Albert Yator

Medal record

Men's athletics

Representing Kenya

World Junior Championships

= Albert Yator =

Kenyan long-distance runner (1993–2011)

Albert Kiptoo Yator (6 September 1993 – 5 February 2011) was a Kenyan professional long-distance runner who specialised in the steeplechase.

Born in Iten, he was the brother of a former world junior record holder, Raymond Yator. He won his first and only international medal at the 2010 World Junior Championships in Athletics in Moncton, Canada, taking the silver medal in the 3000 metres steeplechase as part of a Kenyan 1–2 with Jonathan Muia Ndiku. Having gained representation with PACE Sports Management, he made his debut on the major European track and field circuit later that year. At the Memorial van Damme Diamond League meeting in Brussels he came fifth in a personal best of 8:23.69 minutes – the fastest time by a youth level athlete that year, and also the fourth fastest junior time.

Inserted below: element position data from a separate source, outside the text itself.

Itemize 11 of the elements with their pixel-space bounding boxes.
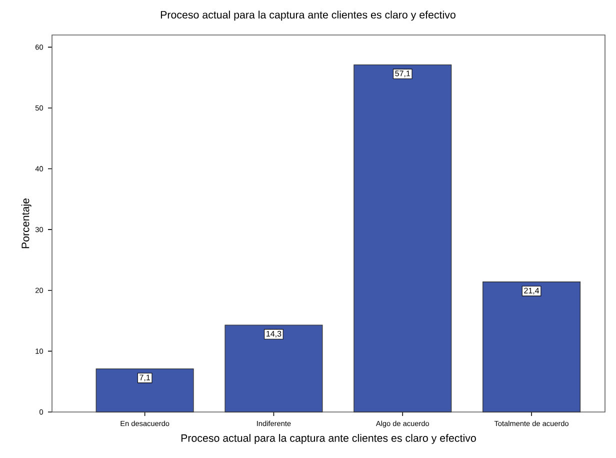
data-label: 21,4 — [524, 288, 540, 294]
data-label: 14,3 — [266, 330, 282, 338]
bar — [354, 64, 452, 412]
bar — [482, 282, 581, 412]
bar — [224, 324, 323, 412]
data-label: 57,1 — [395, 70, 410, 78]
y-axis-title: Porcentaje — [21, 198, 32, 248]
x-axis-title: Proceso actual para la captura ante clientes es claro y efectivo — [181, 434, 476, 444]
data-label: 7,1 — [140, 374, 150, 382]
bar — [96, 368, 194, 412]
chart-title: Proceso actual para la captura ante clientes es claro y efectivo — [160, 10, 456, 21]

Yator began his 2011 cross country season on the Athletics Kenya National Cross Series, coming sixth in the junior section. However, his running was interrupted by illness and he was admitted to Eldoret Hospital with suspected malaria. His health rapidly worsened and the young athlete died on 5 February at the age of seventeen due to what was later identified as bronchopneumonia. Noah Ngeny, the 2000 Olympic champion over 1500 metres, paid tribute to Yator, describing him as a "talented runner".